Fiction as Philosophy: When Narrative Becomes an Experiment in Consciousness

Symmetry in Silence, Book 1, written by Dalia Dubois, opens the Echoes of Spiraling Consciousness series. Memory is depicted here not as a straight line but as a spiral, returning across time with new meanings. The book examines silence, buried secrets, and the indirect influence of trauma and memory on identity.

The series will continue for five more volumes, each further delving into memory, identity, and transformation:

Book Two: Dimensions of Truths

Book Three: Memory Resurrection

Book Four: Mirror of Memory & Fragmented Identities

Book Five: The Palindrome Project Reconstruction – Fractured Lines

Book Six: Quantum Reflections – A Novel of Consciousness, Justice and Transcendence

Her stories look inward, with memory, trauma, and identity as the landscapes she explores.
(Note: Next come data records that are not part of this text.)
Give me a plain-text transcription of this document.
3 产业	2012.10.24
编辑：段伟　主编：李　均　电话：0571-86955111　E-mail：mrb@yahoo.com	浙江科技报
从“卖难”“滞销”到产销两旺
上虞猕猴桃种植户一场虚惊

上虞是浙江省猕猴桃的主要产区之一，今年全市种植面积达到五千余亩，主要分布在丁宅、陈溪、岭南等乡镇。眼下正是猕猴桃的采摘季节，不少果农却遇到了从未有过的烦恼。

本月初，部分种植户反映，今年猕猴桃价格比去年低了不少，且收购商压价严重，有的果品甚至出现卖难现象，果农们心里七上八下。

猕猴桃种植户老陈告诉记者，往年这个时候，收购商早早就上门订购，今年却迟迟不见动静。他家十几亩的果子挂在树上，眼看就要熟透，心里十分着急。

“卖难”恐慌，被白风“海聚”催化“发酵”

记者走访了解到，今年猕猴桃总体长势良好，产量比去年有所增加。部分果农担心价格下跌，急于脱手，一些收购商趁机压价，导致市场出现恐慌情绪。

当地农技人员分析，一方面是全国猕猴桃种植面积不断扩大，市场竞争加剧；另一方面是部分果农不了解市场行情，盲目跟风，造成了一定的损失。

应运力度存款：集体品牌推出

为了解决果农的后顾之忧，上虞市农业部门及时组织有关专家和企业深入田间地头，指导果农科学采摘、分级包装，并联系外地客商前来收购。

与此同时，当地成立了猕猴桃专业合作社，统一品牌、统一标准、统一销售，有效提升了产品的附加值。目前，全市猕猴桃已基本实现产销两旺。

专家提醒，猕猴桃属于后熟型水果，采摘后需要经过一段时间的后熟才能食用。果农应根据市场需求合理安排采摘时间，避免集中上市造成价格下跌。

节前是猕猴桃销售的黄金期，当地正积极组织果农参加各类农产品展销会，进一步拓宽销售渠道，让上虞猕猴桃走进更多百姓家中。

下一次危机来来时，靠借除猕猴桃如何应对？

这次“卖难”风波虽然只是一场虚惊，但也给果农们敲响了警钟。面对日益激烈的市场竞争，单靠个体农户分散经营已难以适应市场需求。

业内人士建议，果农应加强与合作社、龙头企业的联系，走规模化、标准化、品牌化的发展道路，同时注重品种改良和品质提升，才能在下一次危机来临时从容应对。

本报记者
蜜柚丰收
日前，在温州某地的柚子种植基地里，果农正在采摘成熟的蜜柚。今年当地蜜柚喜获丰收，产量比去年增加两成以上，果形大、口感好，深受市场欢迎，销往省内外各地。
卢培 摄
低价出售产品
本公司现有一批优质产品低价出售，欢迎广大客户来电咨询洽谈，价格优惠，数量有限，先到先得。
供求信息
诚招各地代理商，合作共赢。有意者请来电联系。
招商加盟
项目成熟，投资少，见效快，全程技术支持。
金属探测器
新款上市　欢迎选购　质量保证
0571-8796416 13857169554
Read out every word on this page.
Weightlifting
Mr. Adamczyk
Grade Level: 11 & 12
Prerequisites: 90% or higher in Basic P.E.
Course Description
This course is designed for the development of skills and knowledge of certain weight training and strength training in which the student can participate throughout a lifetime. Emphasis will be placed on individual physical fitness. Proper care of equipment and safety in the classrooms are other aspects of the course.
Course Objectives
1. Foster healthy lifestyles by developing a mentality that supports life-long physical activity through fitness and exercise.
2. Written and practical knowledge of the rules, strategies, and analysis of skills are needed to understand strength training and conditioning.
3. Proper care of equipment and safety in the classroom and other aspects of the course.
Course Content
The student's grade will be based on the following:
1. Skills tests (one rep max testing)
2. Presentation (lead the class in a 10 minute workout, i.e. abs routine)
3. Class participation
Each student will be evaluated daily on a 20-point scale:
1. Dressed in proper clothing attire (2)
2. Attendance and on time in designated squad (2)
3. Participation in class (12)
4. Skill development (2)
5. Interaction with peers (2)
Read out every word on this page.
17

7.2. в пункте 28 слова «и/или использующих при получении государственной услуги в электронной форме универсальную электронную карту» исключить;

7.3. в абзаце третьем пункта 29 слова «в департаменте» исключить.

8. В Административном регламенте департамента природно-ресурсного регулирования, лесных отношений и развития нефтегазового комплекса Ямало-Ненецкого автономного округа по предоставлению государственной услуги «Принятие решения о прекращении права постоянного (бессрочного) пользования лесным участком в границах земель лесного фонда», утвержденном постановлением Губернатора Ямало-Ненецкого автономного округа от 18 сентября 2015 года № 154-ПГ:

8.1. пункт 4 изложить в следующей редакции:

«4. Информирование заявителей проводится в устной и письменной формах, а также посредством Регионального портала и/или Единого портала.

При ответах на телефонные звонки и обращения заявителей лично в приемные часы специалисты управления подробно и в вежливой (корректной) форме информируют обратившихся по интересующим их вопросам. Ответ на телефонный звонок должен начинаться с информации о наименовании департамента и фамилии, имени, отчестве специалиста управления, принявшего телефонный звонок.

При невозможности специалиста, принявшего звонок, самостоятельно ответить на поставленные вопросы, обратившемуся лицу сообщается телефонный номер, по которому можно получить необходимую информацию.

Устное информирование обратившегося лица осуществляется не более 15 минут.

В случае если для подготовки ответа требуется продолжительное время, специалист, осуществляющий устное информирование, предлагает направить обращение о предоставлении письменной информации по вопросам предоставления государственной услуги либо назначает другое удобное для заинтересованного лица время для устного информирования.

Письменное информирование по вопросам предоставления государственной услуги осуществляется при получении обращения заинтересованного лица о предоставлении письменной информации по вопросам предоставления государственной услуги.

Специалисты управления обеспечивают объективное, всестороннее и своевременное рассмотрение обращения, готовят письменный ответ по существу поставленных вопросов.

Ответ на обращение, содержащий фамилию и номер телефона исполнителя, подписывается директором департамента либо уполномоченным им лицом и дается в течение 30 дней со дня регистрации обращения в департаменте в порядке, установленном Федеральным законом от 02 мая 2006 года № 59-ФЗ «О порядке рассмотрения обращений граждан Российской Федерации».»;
Storytelling as a thought experiment

Traditional philosophy is generally articulated in abstract arguments and logical form. Dubois, on the other hand, embeds philosophical questions within her narratives. She makes characters who wrestle with broken identities, looping timelines, and incomplete memories, and turns them into living questions rather than remote concepts.

Consciousness As A New Frontier

In her view, consciousness is overlaid, changes, and can exist in multiple realities at the same time.

Instead of treating awareness as a fixed point, she presents it as a spectrum of possibilities. Just as physics deepens our understanding of matter, Dubois’s fiction expands our understanding of the mind.

 Far Beyond Flight

Fiction here becomes an experimental invitation to test what we believe in memory, resilience, and the meaning of the self. What makes Dubois’work so striking is its refusal to see fiction as merely entertainment. Her stories function as mirrors, which allow readers to stop, reflect on fragmented characters and shards of their own lives in them. It's a subtle effect, but a strong one. Readers don’t simply consume a story; they engage in a conversation with it. They challenge their assumptions and consider that consciousness might be more strange, terrifying, and vast than they ever imagined.

 Fiction as a Philosophy

It shows that the narrative can act as a philosophy and that speculative storytelling with a deep examination of identity and transformation weaves.

In this way, she calls our attention to the fact that fiction is not simply a matter of worlds outside of our own-it is a matter of going back to the inner worlds we inhabit and finding out what it is to be human.